Herbal facial steam – Similar to baths, you can use tea to make an herbal facial steam. Some teas (like rose and lavender) are known for their relaxing and beautifying properties. Do a little research on your tea and see if the ingredients are suitable for a face steam. Keep in mind, simple black, green or white teas (without added herbs or florals) are perfectly fine for most skin types. Of course, always proceed with caution, even when using “safe” teas.

Face tonic – Just like herbal facial steams, you can steep the tea in hot water then use it as a toner. Camellia sinensis (the scientific name for tea) is generally considered an astringent natural product. The tannins in it constricts body tissue, making it perfect for pore-tightening and giving the face a very toned appearance. The higher the amount of tannins (generally, these are more numerous in cheaper teas), the more astringent the tea will be. Try using a full strength tea tonic on your skin, then, if you find it is too strong, add water to reduce the potency.

Oil infusion – This is actually my favorite way to use teas that I don’t want to drink. Infusing tea into oil can create a luxurious natural product that can either be applied to the skin, the hair, or added to vinegar or another acidic item (like lemon juice) to make dressing. Infusions are simple: add herbs to as many ounces of oil that you want, let it sit in a dark (preferably cool) area for at least four weeks, and shake the mixture occasionally.

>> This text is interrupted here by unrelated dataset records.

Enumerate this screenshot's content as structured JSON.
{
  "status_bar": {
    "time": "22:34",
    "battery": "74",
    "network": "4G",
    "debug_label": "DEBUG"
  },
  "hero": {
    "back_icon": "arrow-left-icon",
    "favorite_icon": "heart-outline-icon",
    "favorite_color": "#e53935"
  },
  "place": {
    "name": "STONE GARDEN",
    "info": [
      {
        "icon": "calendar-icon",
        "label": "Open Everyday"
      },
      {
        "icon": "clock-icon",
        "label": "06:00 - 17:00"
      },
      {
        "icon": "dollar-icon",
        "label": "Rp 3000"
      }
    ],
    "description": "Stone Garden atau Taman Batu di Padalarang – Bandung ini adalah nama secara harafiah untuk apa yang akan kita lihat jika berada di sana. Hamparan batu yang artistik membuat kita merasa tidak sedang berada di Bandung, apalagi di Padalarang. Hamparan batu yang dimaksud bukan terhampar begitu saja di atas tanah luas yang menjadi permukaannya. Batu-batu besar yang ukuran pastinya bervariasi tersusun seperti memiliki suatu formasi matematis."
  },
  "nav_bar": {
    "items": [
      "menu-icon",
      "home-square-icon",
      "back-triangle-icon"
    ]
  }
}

Personally, I love adding inexpensive chamomile tea and other herbs to coconut or olive oil, then letting them infuse over a month or two. Once these are infused, I strain the oil, put it in a lovely bottle, then apply it to my hair and skin.

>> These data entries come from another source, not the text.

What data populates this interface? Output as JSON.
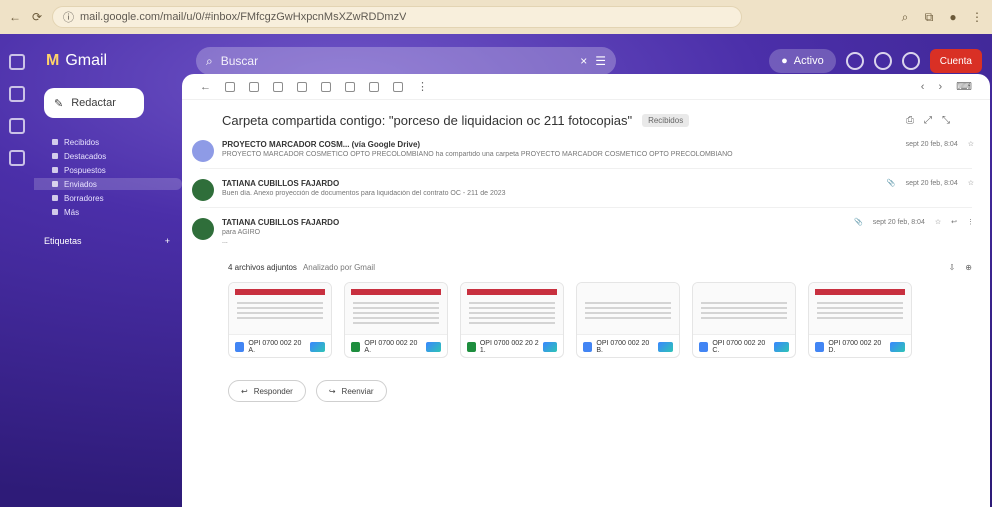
{
  "browser": {
    "url": "mail.google.com/mail/u/0/#inbox/FMfcgzGwHxpcnMsXZwRDDmzV"
  },
  "gmail": {
    "logo_text": "Gmail",
    "search_placeholder": "Buscar",
    "status_chip": "Activo",
    "compose_label": "Redactar",
    "nav_items": [
      "Recibidos",
      "Destacados",
      "Pospuestos",
      "Enviados",
      "Borradores",
      "Más"
    ],
    "labels_title": "Etiquetas",
    "red_button_label": "Cuenta"
  },
  "email": {
    "subject": "Carpeta compartida contigo: \"porceso de liquidacion oc 211 fotocopias\"",
    "subject_tag": "Recibidos",
    "messages": [
      {
        "sender": "PROYECTO MARCADOR COSM... (vía Google Drive)",
        "snippet": "PROYECTO MARCADOR COSMETICO OPTO PRECOLOMBIANO ha compartido una carpeta PROYECTO MARCADOR COSMETICO OPTO PRECOLOMBIANO",
        "time": "sept 20 feb, 8:04"
      },
      {
        "sender": "TATIANA CUBILLOS FAJARDO",
        "snippet": "Buen día. Anexo proyección de documentos para liquidación del contrato OC - 211 de 2023",
        "time": "sept 20 feb, 8:04"
      },
      {
        "sender": "TATIANA CUBILLOS FAJARDO",
        "to": "para AGIRO",
        "snippet": "...",
        "time": "sept 20 feb, 8:04"
      }
    ],
    "attachments_title": "4 archivos adjuntos",
    "attachments_meta": "Analizado por Gmail",
    "attachments": [
      {
        "name": "OPI 0700 002 20 A.",
        "type": "doc"
      },
      {
        "name": "OPI 0700 002 20 A.",
        "type": "sheet"
      },
      {
        "name": "OPI 0700 002 20 2 1.",
        "type": "sheet"
      },
      {
        "name": "OPI 0700 002 20 B.",
        "type": "doc"
      },
      {
        "name": "OPI 0700 002 20 C.",
        "type": "doc"
      },
      {
        "name": "OPI 0700 002 20 D.",
        "type": "doc"
      }
    ],
    "actions": {
      "reply": "Responder",
      "forward": "Reenviar"
    }
  },
  "colors": {
    "gmail_purple": "#4b2fa9",
    "attachment_red": "#c21a2a",
    "drive_blue": "#3a86ff"
  }
}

Hair rinse – Certain teas are great for rinsing the hair. You brew the tea as normal, then pour the cooled tea onto the hair after shampooing and conditioning. Chamomile is great for lighter colored hair, while sage is fantastic for dark hair. Also, teas that contain rosemary and lavender can be beneficial for dry, itchy scalp, so keep that in mind. You can also just add dried rosemary and/or lavender to the tea that you’re brewing, then you get the added benefit of those herbs for scalp health.